Comparecencia esperada. Sería por el juicio al fiscal general del Estado. Sería porque ya hay fecha para el de su hermano y el del líder del PSOE en Extremadura. Sería por la ausencia de presupuestos. Quizás por el plante de Junts. O por el tonteo de Miriam Nogueras con el PP con ese «no hace falta casarse, se puede tomar una copita». Sería por las mascarillas que la trama endosó o no a Armengol. Quizás por las mentiras de Torres. Sería a lo mejor por el caso de sobres en efectivo del PSOE. O, a lo mejor, porque la Audiencia Nacional ha citado a Aldama y a Koldo. O porque cada vez se estrecha más el cerco sobre el «enviado» y «el 1». ¿Quién será «el 1»?
La cosa es que se esperaba a Pedro Sánchez allá en Brasil y aquí en España. Y no defraudó. Para nada. Podrá ser más o menos del agrado, pero lo borda cuando todo parece que se le pone imposible.
Sonrisa. Y libro de «Manual de Resistencia» en la cabeza. Justo abierto por ese capítulo en el que cuenta algo así como que se da cuenta de que se crece en las situaciones difíciles. Sin querer sonar presuntuoso, que de eso sabemos que huye.
De todo lo anterior que le podían preguntar, pues dijo que su hermano es inocente y también lo es su mujer y que cree en el fiscal general del Estado. Y lanzó esa advertencia que tanto le gusta sobre que el tiempo pondrá las cosas en su sitio. De las elecciones, pues que de eso nada aunque no tenga presupuestos, y que quien tiene que convocar es el PP en Valencia. Incluso le dijo a los de Feijóo que no tienen que temer la voz de los ciudadanos y ciudadanas. Es más, deben escuchar a los valencianos para así romper la «mayoría negacionista», que es como llama ahora al PP y a Vox y que en la convención del clima venía que ni pintado.

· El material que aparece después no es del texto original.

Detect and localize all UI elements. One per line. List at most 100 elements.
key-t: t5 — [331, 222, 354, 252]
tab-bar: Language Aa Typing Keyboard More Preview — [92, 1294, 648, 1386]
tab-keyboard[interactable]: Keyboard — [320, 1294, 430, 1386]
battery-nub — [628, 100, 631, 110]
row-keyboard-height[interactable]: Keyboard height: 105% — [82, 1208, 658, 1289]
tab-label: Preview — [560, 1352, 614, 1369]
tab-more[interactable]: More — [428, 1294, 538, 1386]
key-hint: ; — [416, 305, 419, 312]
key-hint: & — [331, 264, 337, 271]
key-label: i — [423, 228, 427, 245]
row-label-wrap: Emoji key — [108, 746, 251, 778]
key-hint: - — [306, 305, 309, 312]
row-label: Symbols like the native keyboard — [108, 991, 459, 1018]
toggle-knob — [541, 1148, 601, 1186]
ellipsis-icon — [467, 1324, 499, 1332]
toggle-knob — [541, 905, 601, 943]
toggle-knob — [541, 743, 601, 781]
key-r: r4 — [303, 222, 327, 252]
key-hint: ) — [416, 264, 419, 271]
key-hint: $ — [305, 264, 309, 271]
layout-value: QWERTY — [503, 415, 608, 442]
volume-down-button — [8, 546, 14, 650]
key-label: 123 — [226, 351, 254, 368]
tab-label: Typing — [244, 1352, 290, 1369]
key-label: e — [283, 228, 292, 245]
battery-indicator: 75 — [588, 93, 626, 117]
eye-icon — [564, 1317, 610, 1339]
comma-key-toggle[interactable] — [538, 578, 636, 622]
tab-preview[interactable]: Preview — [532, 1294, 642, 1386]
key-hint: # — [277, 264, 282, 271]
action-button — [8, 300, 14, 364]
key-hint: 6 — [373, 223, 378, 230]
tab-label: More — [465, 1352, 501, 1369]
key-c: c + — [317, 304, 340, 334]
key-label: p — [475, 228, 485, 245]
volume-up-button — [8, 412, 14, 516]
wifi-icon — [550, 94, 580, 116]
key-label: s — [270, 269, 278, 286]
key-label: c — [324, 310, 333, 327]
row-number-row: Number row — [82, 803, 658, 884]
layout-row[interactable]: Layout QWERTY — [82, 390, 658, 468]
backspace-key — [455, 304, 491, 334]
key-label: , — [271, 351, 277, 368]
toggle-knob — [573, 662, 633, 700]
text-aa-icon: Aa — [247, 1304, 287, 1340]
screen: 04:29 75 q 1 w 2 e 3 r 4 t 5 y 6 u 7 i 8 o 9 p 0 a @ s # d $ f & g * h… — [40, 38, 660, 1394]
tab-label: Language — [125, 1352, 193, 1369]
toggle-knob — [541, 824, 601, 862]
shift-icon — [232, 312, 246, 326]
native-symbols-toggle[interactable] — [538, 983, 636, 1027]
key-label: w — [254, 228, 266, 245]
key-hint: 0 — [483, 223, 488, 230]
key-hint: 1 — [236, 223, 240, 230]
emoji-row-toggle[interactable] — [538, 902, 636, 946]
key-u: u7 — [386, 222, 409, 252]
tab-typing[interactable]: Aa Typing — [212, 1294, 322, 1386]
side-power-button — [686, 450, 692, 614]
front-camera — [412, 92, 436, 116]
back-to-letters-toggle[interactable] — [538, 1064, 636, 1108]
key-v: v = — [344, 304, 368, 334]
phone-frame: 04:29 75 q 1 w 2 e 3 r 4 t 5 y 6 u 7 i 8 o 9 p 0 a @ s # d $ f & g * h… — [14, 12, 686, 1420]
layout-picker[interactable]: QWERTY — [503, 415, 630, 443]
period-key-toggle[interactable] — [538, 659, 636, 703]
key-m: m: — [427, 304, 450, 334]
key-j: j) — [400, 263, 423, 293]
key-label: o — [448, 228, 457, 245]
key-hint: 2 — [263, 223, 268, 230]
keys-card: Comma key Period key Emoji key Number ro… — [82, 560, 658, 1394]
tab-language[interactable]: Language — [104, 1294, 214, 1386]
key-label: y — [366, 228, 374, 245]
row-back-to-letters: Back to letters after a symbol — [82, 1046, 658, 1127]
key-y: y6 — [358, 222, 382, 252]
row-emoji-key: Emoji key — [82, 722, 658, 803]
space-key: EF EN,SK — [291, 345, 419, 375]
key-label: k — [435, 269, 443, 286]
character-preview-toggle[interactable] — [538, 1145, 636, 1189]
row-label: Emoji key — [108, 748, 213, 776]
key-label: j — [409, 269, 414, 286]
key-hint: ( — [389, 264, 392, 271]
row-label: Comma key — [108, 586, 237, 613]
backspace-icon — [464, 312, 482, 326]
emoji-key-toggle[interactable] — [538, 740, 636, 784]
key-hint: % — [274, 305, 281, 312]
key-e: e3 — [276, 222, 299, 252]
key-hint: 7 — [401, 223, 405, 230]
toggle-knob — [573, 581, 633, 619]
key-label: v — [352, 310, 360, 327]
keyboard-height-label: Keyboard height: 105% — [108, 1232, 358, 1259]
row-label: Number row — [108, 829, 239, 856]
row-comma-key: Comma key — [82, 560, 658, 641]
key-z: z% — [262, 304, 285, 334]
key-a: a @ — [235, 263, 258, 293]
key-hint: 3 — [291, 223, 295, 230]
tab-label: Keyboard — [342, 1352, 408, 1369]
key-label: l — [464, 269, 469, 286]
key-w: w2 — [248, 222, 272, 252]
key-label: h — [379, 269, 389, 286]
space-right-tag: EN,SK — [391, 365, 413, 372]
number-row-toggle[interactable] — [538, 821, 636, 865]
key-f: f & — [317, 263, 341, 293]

Él, en cambio, seguirá hasta 2027. Lo hará con o sin Junts, y con el lema de hacer de necesidad virtud. Que viene a ser lo que hizo con la Ley de la Amnistía, ceder, para seguir en Moncloa y que no haya elecciones. Que viene a ser dar pasos, como el de ayer, el de desbloquear la Ley de Junts contra la multirreincidencia, que llevaba meses paralizada. La guardó en un cajón porque se oponían a ella sus otros socios, los de Sumar, ERC, Bildu, Podemos y BNG, y mejor entonces enfadar a Puigdemont con esto, que perder apoyos de los otros. Ahora urge negociar con todos y hacerles entender que si no ceden, no hay Gobierno. Y a ver qué hacen todos ellos. Lo entenderán. Y así será hasta 2027. Y sacará leyes adelante de esta forma y también con aprietos al PP, con decretos tipo ómnibus.
Dos más dos son cinco. Sonrisa y mensaje al mundo desde Brasil de que España vive uno de sus mejores momentos de los últimos 45 años en crecimiento, proyección internacional, paz social. Y quien no se lo crea es un triste.Y quien se fíe de que el sueldo más habitual en España es solo un 3 % superior al salario mínimo, está por estropearlo todo. Como el que se crea lo de la alarmante pérdida de poder adquisitivo de la clase media trabajadora. O eso de que cada vez más jóvenes y con trabajo recurren al Banco de Alimentos. España va bien. Lo dice el presidente.
El Rey Juan Carlos I cuenta en sus memorias que su «¿por qué no te callas?» se convirtió en el eslogan de resistencia política. Explica que se levantó y se lo soltó a Chávez después de frases injuriosas contra España y porque llamó «fascista» a José María Aznar. Ahora Sánchez llama «fascista» a la oposición. Ahora su aliado ansiado es Junts, enemigo de España.
Decía Orwell que, si se gobierna mediante el fraude y la fuerza, una vez descubierto el fraude se recurre exclusivamente a la fuerza. Asusta lo que se vio en Navarra.